Following the devastating earthquake of 1906, the streets south of Market were rendered an industrial wasteland, and they stayed that way for the better part of a century. It wasn’t until the tech boom of the 1990s that the city really began to rejuvenate the area. Now, the neighborhood – mostly called SoMa – is a haven for art and culture, with many museums and galleries, baseball games at the newly renamed Oracle Park, and an abundance of chic restaurants and bars that line the streets. With so much to do, it’s easy to spend a day (or more) exploring. Here’s how to spend 24 hours in SoMa, San Francisco.
Have breakfast at The Bagel Bakery SF
People don’t think to seek out bagels when they’re not in New York City. However, San Francisco is basically the NYC of the West Coast, and The Bagel Bakery has the bagels to prove it. The eatery boasts “real bagels since 1976” and gives patrons plenty of options – from a simple bagel and schmear to bagelwiches and even bagel omelets. For those less interested in that specific savory goodness, the restaurant also offers a sweet pastry menu.
Explore the Yerba Buena Center of the Arts
The Yerba Buena Center of the Arts (YBCA) is a multi-disciplinary arts center that offers everything from musical and dance performances to fine art gallery displays and cinematic endeavors. Though there is a fee to view exhibits, YBCA does have a couple of free-to-the-public features: an elevated outdoor plaza called Third Street Courtyard and public art installations. The expansive center is housed in the Yerba Buena Gardens, which is also worth getting lost in – especially on a beautiful day.
Grab some lunch at Sammy’s on 2nd
Before you continue exploring SoMa, grab a good old-fashioned sandwich at Sammy’s on 2nd. The deli offers a wide range of sandwiches – including pastrami and vegetarian options – as well as Mediterranean fare such as dolmas and tabouleh. It’s a classic San Francisco experience that will have you feeling like a local.
Visit the Museum of the African Diaspora
The Museum of the African Diaspora (MoAD) showcases the history, art and culture that bloomed from African migration across the globe. The museum’s mission is to connect all visitors through everyone’s globally shared African heritage. It features exhibits that explore everything from the origins of humans to the rich impact African culture has had on the arts.

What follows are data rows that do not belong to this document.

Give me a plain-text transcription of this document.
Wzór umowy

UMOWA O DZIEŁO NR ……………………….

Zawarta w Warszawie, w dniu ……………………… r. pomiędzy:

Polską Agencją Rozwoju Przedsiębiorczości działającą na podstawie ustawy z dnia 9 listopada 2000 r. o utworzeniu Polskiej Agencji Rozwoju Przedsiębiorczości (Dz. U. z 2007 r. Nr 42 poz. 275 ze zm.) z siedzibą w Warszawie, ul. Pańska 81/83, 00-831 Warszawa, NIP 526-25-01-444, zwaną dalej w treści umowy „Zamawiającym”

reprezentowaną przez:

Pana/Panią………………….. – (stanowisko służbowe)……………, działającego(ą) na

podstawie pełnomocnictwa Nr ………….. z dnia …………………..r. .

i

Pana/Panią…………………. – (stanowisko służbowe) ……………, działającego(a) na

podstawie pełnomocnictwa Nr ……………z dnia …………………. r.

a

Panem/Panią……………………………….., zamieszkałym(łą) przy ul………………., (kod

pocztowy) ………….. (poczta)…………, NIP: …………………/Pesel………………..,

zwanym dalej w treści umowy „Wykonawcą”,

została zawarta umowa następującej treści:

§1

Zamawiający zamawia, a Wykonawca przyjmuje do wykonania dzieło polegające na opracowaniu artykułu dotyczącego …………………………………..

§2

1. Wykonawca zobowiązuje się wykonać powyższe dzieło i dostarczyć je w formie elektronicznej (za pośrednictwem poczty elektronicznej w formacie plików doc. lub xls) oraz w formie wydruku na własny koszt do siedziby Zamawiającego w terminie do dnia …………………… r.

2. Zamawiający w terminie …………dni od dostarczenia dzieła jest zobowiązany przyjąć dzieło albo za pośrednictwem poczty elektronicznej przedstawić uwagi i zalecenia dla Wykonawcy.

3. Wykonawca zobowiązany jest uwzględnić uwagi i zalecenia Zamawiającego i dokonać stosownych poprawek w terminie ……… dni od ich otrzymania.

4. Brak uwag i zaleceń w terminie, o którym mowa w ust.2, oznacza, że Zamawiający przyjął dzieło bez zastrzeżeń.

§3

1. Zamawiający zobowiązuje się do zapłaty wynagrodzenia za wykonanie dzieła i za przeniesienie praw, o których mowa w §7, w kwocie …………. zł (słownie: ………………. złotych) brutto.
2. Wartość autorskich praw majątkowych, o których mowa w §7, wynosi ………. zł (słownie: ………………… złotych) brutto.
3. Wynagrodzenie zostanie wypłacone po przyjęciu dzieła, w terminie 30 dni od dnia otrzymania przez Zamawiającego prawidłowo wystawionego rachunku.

Catch a baseball game at Oracle Park
If you’re visiting San Francisco during baseball season and just happen to be around during a Giants home game, snag a ticket in the cheap seats and soak in one of the most beautiful ballparks in the country. Oracle Park boasts breathtaking views of the bay and McCovey Cove and offers some mouth-watering fare, including drool-inducing garlic fries.
Have dinner at Marlowe
There are wonderful restaurants in San Francisco any way you turn, but one of SoMa’s most popular is Marlowe. The American bistro, run by husband-and-wife team Anna Weinberg and James Nicholas, along with chef Jennifer Puccio, bills itself as “meat-centric,” and though the ribeye and porkchop are phenomenal, there’s so much more to the menu than carnivorous treats. Begin with an appetizer of creamy, whipped burrata or crispy brussels sprout chips, and if you’re not a meat eater, their polenta and Poulet “Vert” is to die for. Make sure to save time for a drink before or after dinner – their cocktail menu is just as indulgent as the food.
Listen to live music at Slim’s
If you’re a live music fan, Slim’s is definitely worth a visit. The 550-capacity venue is standing room only and can get a little warm and crowded on popular nights, but it’s a great way to inundate yourself with local music and lesser-known touring bands. R&B legend Boz Scaggs founded the club, but oddly enough, its calendar is usually filled with rock acts. However, you’ll occasionally find jazz, hip-hop, R&B and artists of other various genres playing.
Imbibe at Local Edition
Local Edition is a bar made for those who love a good craft cocktail mixed with a piece of history. The bar is housed in the old printing room of The Examiner in the historic Hearst Building, and it tells the stories of San Francisco through newspaper clippings lining the walls. If you’re looking for a quiet place to sip a drink and chat, look elsewhere. Local Edition is usually bustling with people, and on any given night could host live music.
Have more drinks at The Stud
For those who aren’t quite ready to call it a night, mosey on over to The Stud – one of San Francisco’s most illustrious gay bars and the premier venue for burlesque and drag shows. Aside from cheap drinks and oodles of entertainment, the bar’s special late-night license means its doors are open until 4am on Fridays and Saturdays.